The Yorkshire Sculpture Park (YSP) will hold an exhibition that uses technology to challenge travel restraints on artists. Beyond Boundaries: Art by Email (7-29 January 2017) has invited artists from the Middle East who may find it difficult to enter the UK, often due to political circumstances, to submit proposals for work that can be sent by email. The proposed works include sculptures that can be 3D-printed, performances by instruction, photography, and film and sound works.
YSP have received around 60 proposals since the call for submissions was released in August from countries including Syria, Iraq, Palestine, Egypt, Turkey and Iran. Around 14 projects will be selected by 10 November.

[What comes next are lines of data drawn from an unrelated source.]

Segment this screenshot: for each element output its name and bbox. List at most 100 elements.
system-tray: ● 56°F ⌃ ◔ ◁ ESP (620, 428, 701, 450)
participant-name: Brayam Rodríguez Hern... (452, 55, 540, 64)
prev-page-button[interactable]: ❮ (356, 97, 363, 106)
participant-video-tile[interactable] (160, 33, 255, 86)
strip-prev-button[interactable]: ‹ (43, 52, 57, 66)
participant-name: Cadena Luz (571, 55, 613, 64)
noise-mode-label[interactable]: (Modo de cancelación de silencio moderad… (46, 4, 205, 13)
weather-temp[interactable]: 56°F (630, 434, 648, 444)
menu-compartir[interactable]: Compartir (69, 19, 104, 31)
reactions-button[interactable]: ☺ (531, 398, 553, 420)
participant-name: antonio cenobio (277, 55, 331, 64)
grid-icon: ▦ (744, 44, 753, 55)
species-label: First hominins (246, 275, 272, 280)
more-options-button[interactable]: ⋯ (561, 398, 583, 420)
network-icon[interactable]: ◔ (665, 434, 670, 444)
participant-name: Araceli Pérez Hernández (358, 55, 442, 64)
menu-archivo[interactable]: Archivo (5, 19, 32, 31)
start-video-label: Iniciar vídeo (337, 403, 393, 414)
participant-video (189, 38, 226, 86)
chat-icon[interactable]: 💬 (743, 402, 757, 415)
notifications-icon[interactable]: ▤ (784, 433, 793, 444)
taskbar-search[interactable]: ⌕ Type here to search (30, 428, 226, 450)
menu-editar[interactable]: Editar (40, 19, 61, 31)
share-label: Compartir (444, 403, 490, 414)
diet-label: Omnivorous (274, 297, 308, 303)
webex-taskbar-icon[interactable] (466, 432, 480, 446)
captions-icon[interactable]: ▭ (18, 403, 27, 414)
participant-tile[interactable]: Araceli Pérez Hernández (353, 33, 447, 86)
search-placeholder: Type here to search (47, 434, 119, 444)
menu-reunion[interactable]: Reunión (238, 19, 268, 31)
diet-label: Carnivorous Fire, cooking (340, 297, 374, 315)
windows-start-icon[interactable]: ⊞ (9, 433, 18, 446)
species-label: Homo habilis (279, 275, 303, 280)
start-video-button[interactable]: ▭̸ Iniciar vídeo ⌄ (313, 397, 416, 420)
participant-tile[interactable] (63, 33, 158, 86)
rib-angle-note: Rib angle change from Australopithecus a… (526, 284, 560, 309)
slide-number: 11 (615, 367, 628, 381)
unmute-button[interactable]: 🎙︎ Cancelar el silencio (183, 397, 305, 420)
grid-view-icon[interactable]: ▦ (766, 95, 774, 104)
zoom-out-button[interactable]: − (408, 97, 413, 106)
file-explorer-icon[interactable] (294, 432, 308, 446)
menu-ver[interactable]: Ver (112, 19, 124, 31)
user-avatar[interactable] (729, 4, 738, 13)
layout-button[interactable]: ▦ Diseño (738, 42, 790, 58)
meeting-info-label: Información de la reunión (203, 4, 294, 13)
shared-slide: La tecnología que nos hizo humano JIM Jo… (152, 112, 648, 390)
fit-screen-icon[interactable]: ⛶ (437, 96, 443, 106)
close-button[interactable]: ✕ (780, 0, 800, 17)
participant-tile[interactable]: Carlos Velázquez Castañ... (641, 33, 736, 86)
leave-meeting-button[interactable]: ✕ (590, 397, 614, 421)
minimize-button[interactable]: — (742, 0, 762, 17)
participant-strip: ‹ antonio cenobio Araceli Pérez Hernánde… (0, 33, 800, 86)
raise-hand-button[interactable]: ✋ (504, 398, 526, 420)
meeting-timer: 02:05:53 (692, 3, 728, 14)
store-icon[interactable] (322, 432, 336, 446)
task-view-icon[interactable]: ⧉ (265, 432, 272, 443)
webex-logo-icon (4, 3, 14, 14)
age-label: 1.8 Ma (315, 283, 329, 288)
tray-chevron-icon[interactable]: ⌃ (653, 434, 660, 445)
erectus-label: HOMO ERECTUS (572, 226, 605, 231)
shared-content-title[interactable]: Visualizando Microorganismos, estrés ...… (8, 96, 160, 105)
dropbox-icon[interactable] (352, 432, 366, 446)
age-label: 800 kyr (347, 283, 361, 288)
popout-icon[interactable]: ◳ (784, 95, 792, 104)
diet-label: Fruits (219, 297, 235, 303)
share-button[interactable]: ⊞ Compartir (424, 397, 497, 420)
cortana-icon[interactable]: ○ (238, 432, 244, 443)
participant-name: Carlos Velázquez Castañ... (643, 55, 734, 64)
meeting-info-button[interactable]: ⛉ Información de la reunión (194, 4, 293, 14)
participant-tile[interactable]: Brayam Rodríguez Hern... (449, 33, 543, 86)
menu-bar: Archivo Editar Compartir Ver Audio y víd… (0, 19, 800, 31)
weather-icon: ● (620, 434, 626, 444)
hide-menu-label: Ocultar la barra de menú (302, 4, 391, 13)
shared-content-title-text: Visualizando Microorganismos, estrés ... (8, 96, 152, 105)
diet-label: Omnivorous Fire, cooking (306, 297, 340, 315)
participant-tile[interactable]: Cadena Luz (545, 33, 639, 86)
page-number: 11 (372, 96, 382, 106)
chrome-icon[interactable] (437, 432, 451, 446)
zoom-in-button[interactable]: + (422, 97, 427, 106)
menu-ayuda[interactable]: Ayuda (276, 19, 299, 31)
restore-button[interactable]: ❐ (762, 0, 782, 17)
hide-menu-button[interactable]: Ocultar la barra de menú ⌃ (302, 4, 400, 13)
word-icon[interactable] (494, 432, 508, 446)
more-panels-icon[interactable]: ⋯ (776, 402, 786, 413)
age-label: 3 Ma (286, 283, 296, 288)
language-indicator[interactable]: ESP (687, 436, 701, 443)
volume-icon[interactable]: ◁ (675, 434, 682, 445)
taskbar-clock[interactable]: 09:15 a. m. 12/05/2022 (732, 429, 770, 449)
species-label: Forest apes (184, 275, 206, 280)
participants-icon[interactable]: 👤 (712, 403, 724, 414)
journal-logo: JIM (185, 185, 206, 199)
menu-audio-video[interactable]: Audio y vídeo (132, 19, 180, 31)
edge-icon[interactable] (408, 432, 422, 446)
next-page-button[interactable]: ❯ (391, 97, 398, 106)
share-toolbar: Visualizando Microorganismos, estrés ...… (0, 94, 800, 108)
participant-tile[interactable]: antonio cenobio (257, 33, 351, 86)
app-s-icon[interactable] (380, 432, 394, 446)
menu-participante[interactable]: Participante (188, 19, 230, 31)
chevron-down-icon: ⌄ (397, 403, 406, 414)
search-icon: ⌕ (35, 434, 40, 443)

The project was inspired by YSP’s experience of working with artists who struggle to obtain visas and those who are too fearful to even apply. “There’s so much brilliant art out there that’s not getting a platform because of difficulties in travelling,” says the senior curator, Helen Pheby. The exhibition is part of YSP’s ongoing partnership with ArtRole, a UK- and Iraq-based contemporary arts organisation that develops cultural exchanges with the Middle East.
A virtual residency with the Iraqi-Kurdistan artist Azar Othman Mahmood will coincide with the exhibition. Pheby says that YSP have wanted to work with Mahmood, who produces socially engaged installation works, for years but they have struggled due to travel complications. He was previously denied entry into the UK to attend an exhibition at Manchester’s Cornerhouse Art Gallery that included his own work. Mahmood will Skype with an audience at YSP on 21 January and visitors to the park are encouraged to use social media to communicate with him using the hashtag #ForAzar.
Although using technology in such a way is new to YSP, Pheby hopes that this will be the start of a series of programmes. “If it goes well, I hope that we will be able to make the event annual and expand it to other countries and regions with similar difficulties,” she says.